Otro hecho notable ha sido la expansión de carreras de posgrado, que pasaron de menos de un centenar hacia 1980 a cerca de 750 en 1995 y a 1.642 en 1999. El número de estudiantes de posgrado en todo el país pasó de 39.725 en 2000 a 111.471 en 2010. Mientras que el número de estudiantes de doctorado pasó de 6.046 en 2000 a 11.548 en 2007, y en 2010 llega a la cifra de 18.248. En 1984, el porcentaje de doctores en el cuerpo de profesores no alcanzaba al 5%. Ahora, más del 20% de los docentes posee un título de doctor.

Desde 1986 aparece el debate sobre los problemas de la eficiencia académica y la gestión. Con la sanción de la Ley 24.521 de Educación Superior (1995) se crea la Comisión Nacional de Evaluación y Acreditación Universitaria (Coneau), que sirvió para fortalecer los mecanismos de evaluación externa y acreditación para mejorar la calidad.

A partir de 1993 se crea la Secretaría de Políticas Universitarias, que comienza a preocuparse por la sistematización estadística. En 1996 se crea el Sistema de Información Universitaria (SIU) con el objetivo de asesorar a las universidades nacionales en el proceso de informatización de datos. Pero en el perído democrático hubo una notable resistencia a transparentar los datos de cada universidad y a utilizar la información estadística para la toma de decisiones.

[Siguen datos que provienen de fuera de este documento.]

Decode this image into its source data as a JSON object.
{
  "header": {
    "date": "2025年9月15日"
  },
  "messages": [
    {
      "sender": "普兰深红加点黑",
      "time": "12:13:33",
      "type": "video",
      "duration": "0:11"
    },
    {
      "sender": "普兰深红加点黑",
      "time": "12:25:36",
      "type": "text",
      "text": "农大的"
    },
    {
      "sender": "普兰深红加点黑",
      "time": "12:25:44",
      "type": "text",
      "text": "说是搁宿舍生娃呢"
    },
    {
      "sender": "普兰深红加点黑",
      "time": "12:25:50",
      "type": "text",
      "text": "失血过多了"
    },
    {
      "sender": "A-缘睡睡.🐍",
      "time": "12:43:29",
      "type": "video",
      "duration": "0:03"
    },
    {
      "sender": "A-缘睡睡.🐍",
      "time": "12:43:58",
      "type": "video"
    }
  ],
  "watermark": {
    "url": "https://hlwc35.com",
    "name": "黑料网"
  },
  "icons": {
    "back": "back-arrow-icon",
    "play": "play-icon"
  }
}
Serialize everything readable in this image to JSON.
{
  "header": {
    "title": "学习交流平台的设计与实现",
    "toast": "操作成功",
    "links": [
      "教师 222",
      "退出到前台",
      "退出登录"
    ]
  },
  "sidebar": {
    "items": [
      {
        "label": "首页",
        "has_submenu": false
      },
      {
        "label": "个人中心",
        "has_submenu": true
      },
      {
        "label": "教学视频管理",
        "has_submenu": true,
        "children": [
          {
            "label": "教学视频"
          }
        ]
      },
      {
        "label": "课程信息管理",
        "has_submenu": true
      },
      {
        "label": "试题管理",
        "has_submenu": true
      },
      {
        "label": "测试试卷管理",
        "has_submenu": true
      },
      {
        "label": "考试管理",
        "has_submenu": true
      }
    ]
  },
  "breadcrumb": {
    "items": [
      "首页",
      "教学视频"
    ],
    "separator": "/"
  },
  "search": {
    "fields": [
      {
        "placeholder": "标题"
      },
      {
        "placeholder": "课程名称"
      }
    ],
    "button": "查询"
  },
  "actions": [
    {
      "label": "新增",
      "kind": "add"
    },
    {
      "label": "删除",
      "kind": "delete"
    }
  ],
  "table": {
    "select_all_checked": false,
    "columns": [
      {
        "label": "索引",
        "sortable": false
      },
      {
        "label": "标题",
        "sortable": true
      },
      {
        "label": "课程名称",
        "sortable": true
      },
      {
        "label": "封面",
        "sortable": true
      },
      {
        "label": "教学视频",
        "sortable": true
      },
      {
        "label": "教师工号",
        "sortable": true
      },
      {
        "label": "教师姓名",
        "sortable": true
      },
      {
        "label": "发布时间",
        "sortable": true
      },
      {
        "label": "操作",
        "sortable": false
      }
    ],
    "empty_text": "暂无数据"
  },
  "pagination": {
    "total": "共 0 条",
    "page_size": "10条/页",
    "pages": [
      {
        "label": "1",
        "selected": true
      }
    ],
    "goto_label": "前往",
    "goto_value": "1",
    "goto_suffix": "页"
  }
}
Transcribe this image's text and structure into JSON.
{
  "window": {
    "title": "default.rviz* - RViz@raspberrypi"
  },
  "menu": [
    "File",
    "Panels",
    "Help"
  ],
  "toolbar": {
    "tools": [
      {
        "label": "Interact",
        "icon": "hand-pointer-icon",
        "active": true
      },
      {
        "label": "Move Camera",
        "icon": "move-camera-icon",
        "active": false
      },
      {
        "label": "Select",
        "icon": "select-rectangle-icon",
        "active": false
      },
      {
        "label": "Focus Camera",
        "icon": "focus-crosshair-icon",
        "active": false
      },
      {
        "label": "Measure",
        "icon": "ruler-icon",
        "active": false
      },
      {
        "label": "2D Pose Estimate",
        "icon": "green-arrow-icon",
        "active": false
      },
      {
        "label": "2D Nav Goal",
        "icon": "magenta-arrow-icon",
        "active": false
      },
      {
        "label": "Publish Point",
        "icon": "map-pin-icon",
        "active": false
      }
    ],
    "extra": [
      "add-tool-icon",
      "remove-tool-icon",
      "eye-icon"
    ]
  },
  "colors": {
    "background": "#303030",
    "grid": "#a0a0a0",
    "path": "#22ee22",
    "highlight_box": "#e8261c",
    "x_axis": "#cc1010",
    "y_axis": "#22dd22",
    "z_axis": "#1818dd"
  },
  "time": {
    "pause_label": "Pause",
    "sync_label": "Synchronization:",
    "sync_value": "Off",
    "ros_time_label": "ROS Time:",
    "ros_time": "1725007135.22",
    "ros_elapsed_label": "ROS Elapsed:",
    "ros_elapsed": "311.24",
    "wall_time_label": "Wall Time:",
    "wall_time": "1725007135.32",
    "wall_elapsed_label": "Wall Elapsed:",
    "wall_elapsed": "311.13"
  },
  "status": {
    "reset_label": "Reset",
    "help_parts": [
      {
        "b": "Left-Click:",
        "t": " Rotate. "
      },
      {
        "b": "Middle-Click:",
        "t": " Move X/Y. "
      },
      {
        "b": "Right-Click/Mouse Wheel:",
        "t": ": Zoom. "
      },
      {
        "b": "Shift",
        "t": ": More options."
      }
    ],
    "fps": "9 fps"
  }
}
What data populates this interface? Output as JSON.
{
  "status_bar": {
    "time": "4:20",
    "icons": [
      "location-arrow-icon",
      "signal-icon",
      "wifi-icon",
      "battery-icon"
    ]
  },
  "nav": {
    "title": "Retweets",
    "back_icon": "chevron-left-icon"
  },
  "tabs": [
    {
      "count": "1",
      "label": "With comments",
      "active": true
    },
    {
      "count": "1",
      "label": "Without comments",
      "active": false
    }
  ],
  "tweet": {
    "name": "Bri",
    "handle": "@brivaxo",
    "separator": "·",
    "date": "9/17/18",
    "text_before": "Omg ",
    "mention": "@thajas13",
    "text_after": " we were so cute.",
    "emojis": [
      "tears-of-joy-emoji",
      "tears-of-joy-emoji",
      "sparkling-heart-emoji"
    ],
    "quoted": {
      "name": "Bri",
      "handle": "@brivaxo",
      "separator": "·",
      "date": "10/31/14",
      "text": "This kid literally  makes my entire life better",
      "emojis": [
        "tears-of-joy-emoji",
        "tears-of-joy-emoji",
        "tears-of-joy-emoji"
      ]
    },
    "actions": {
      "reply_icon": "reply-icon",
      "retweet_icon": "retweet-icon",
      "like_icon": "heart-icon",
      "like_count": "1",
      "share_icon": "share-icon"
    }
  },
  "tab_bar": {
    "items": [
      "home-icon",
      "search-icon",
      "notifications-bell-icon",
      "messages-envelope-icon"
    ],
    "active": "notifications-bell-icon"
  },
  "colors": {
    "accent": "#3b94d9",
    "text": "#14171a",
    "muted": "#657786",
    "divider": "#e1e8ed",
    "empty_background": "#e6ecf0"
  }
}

La participación estudiantil funcionó plenamente y se fueron agregando los empleados no docentes a la cogestión. El cogobierno demostró ser un mecanismo ejemplar para involucrar a todos los miembros de la comunidad universitaria. Pero el clientelismo y el sectarismo político crearon situaciones de impasse o de acefalía. Y facilitaron la “privatización” corporativa de muchos sectores de las universidades nacionales.

La complejidad de la organización universitaria no estuvo acompañada por un modelo de gestión. En consecuencia, resultó imposible planificar y prever el futuro. Son raras las universidades que se guían por una política de conocimiento a largo plazo.

Resulta evidente que el sistema universitario argentino en los últimos treinta años se expandió. La tasa de escolarización superior es muy alta, pero el 80% de los ingresantes fracasa. Se promueve la investigación científica; sin embargo, cerca de 7 mil científicos argentinos trabajan en el exterior por falta de oportunidades en el país.

La potencialidad del sistema de educación argentino es enorme, pero dos problemas principales ensombrecen su perfomance: los bajos rendimientos académicos de los alumnos y las fallas en el sistema de gestión. Este sufre un gran atraso en la informatización de sus estructuras. Son interrogantes necesarios para mejorar los rendimientos académicos.

*Ph.D. Profesor de la Maestría en Gestión Universitaria de la Universidad Nacional de Mar del Plata.